There are five active investigations in the pipeline, four of which CPS war crimes specialists believe could result in viable cases to put before juries.

One, involving the activities of a deputy police commander in former Byelorussia (now Belarus), has been recommended for prosecution, although further material is being gathered before the Attorney General, who must sanction all prosecutions, is asked to give a decision.

The other investigations include a further case involving Belarus, one concerning a mobile killing unit in Ukraine, and another involving events at Mauthausen concentration camp in Austria. Mauthausen was the only Category 3 concentration camp, where the Nazis sent people they considered totally incapable of converting to their cause.

The CPS has so far spent around pounds 2m on initial investigations after the 1991 War Crimes Act was passed and on detailed work on the Serafinowicz and other cases.

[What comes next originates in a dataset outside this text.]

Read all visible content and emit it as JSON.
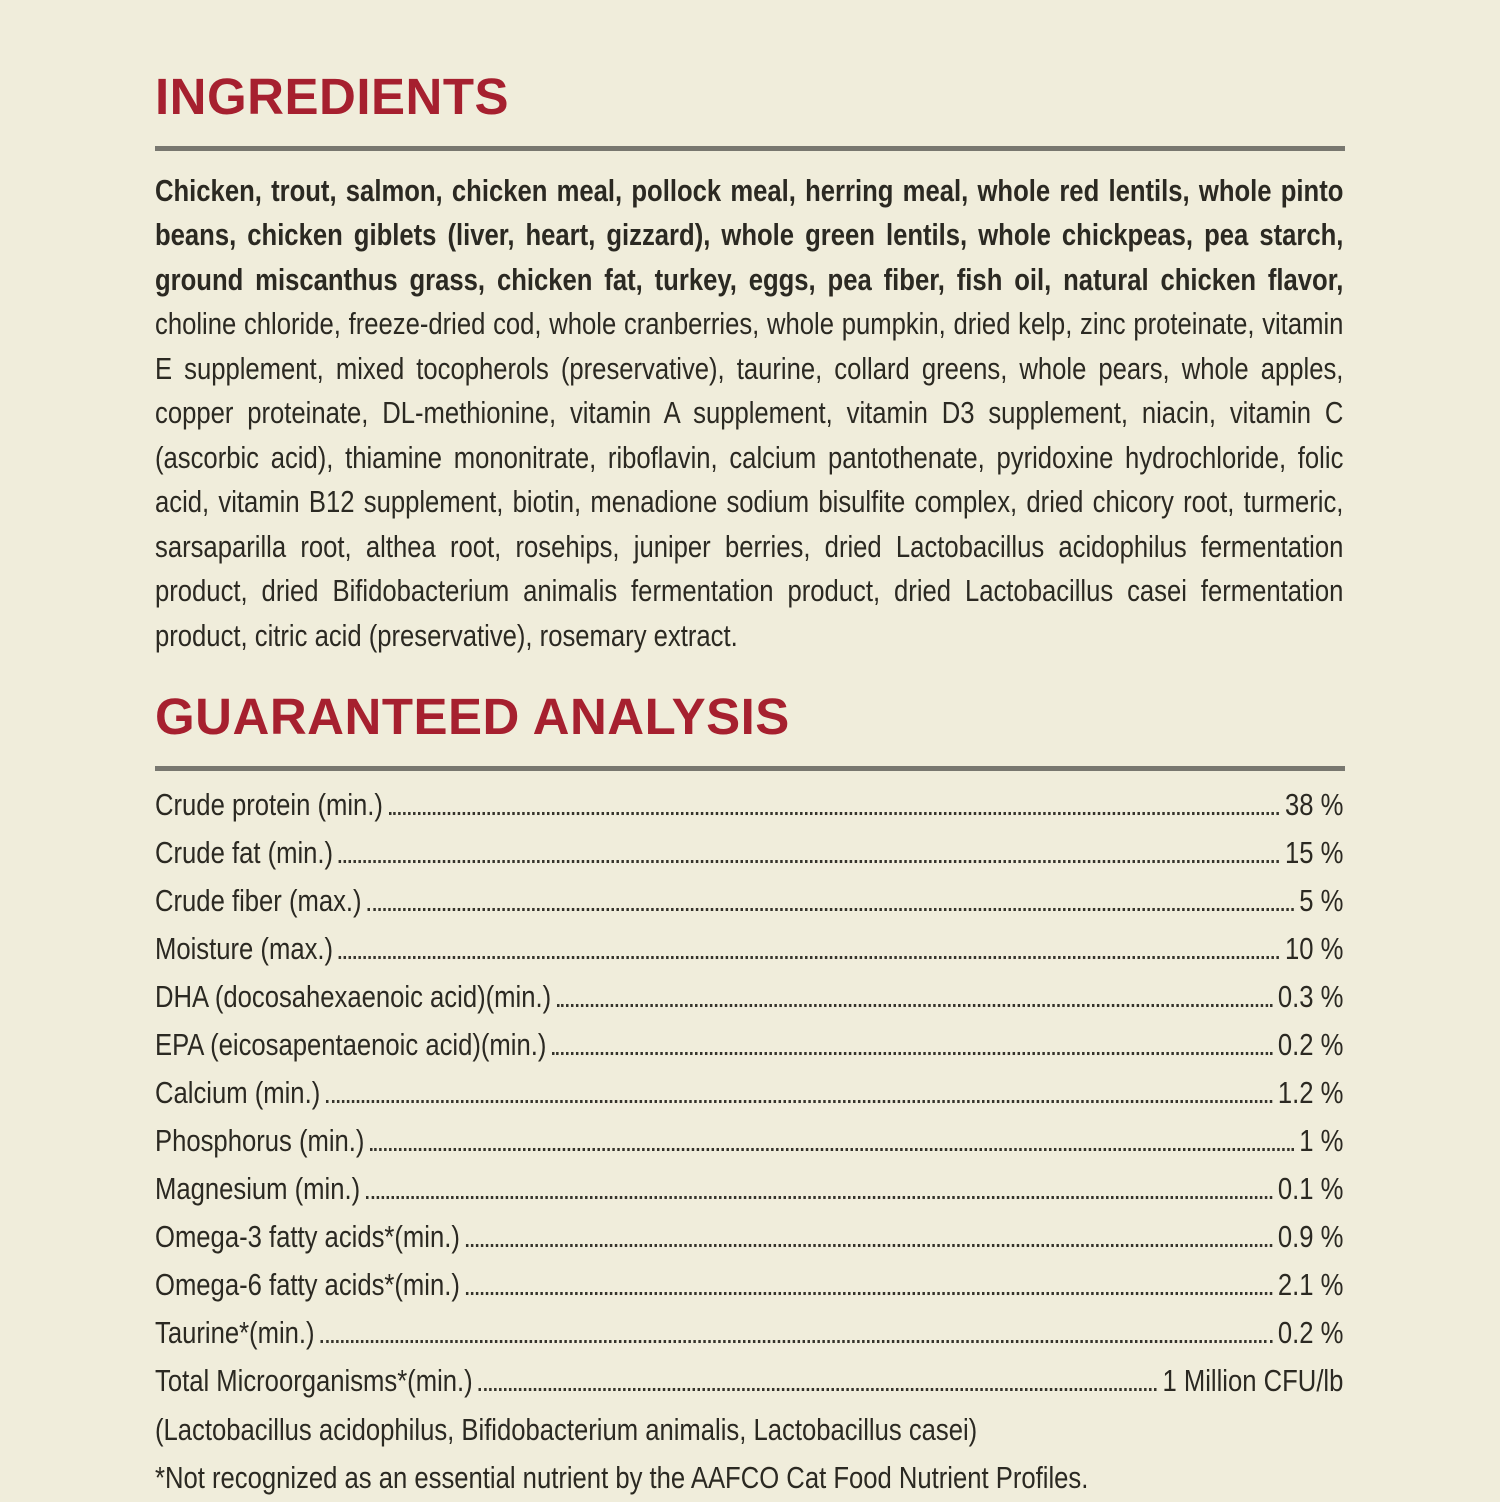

The investigations began with an examination of 369 potential cases. But 112 of the potential defendants had died. The service also took the decision not to prosecute cases of single killings, as opposed to participation in multiple or mass murder. Ten cases were identified for detailed investigation and police officers and lawyers began visits to Belarus and other Eastern European countries.

A prosecution source said the CPS could "live with" the result in the Serafinowicz case because the defendant had been committed for trial on the strength of detailed evidence, and the Crown had won a crucial argument in a hearing last month that a trial would not be an abuse of process because it could not be fairly conducted so long after the event.

It would have been technically possible for the Crown to have pressed on with what is known as a "trial of the facts" in the Serafinowicz case in the absence of the defendant.

But Sir Derek Spencer, the Solicitor General, told the judge yesterday that this would be "wholly inappropriate in a case such as this, where the disability arises because of old age and infirmity".